Сперва зло взяло- что, заметила? А что ж раньше не замечала? И тут же жалко ее стало- она, бедная и не знала как себя вести в этой ситуации. И гордость не давала объясниться, и что- то же надо было делать? Не отдавать же такого мужика первой пройде? Ну нет- нет, как- то с супругой уладилось, забеременела, наконец. А вот с Валей было не просто. Валя- то узнала, что все выплыло и начала ретиво рваться с ним в командировку. А однажды, не дождавшись ее, брякнула, что у нее тоже будет ребенок- не было ни гроша, и вдруг алтын!
Старик когда в своих воспоминаниях доходил до этого места- потел и в мороз и в жару, пыхтел, отдувался, аж сердце заходилось, и пчелы не помогали. Сколько, же он тогда пережил- другому на две жизни хватит. Наконец, решил- семья все- таки дороже. Но, как только, помявшись, объяснил это Вале, вот тут- то и узнал цену девичьей любви, а заодно и коварству. Что тут началось! Валя и умоляла перейти  жить к ней в вагончик, и угрожала убить жену а сама отравиться, или  колоть  каждый день колеса у его МАЗа, даже ходила к начальству просить квартиру- мол, замуж за него выходит. Пришлось увольняться с работы и уезжать в деревню. По слухам- Валя так и не родила.

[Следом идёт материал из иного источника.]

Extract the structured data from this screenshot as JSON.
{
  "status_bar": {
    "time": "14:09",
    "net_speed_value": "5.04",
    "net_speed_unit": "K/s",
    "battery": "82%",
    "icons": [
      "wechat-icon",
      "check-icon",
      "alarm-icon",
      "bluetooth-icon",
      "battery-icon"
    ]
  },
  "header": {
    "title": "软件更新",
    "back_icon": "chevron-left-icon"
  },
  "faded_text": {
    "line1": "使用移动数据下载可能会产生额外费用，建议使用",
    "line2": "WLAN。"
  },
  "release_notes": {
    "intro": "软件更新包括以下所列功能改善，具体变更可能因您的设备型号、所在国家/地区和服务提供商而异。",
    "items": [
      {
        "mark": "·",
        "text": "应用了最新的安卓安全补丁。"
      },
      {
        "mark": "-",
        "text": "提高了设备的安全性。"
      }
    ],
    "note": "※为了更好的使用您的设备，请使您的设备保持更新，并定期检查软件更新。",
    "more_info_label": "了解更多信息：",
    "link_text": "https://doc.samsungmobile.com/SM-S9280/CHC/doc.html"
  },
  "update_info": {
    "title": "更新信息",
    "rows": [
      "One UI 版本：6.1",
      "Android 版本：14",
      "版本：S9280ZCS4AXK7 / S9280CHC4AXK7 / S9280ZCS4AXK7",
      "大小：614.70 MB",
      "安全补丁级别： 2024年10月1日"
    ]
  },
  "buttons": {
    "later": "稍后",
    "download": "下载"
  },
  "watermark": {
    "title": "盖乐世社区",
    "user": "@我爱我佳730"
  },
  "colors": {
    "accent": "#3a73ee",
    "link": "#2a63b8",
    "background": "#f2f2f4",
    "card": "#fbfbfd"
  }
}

Когда старик- сосед продавал улей, вздыхая, сочувствующе говорил:
-Не горюй, подохнут, приходи, еще продам. Осенью подешевше, весной дюже дорогие. Приходи.
Сосед был неплохой, только все спрашивал:
-Пчелки- то еще не подохли?
Правда, вскоре сам скончался, вечная ему память, а его бабка продала по дешевке все пять уликов. Сельчанин один, тоже ими занимался, разъяснил как и что, да сам книжонки почитывал. А когда разобрался в пчелином хозяйстве, тут и сынок подрос, стал помогать, благо не глупый был. Жаль недолга его жизнь оказалась- попал на отцовских Жигулях в аварию. Машина в плюшку и сам ушел в неполных двадцать лет, не успев и семью завести. Кого винить? Теперь нет- нет а и подумает старик- может было б лучше, если б Валентина родила? Если б, да кабы…Куда ни кинь-  все наперекосяк.
Поседел старик, лицо исполосовало морщинами, как вспаханное поле, да и на сердце наверное, уж не один рубец зарос. Эх, жизнь, жизнь! Что ж ты так кромсала судьбу- то казачьей шашкой. Только к старости и разобрался вроде с ней мал- маля, а уж и жизнь на краю. И все хотелось бабку переиначить на свой лад, а она как была колода, так ею и осталась. Ведь иной раз и по ней видно, хочет поговорить, тоскливо ей одной, а лишь мыкнет два слова и опять как язык проглотила. Ей бы немой родиться. И статью- то ее зачем господь наградил- только даром пропала. Вот пчелки- это другое дело, как ни гляди- любуйся- не налюбуешься! Будто знают себе цену, и надо же, и его- то за своего признали, даже хочется в это верить. Хоть руку клади на леток- проползут по ней, ни одна не ужалит. А может им просто не до тебя- ведь такая работа стоит! А весело- то им как. Небось про себя радуются- как мы хорошо работаем, и все- то у нас в порядке, и ни кто- то нам не мешает. А все может оттого, что их много? И все друг за дружку? Потому и беды незаметны.
Посидев у летка еще с минуту и не найдя ответ на свой главный вопрос, старик вставал со словами:
-Ну, пошел я…
      Хотя он знал, идти – то особо ему некуда, опять дом, опять одиночество. Если только щеночка попоить. Жарко, а он еще малышок.

28. 01. 2012 г.                Колесник А. В.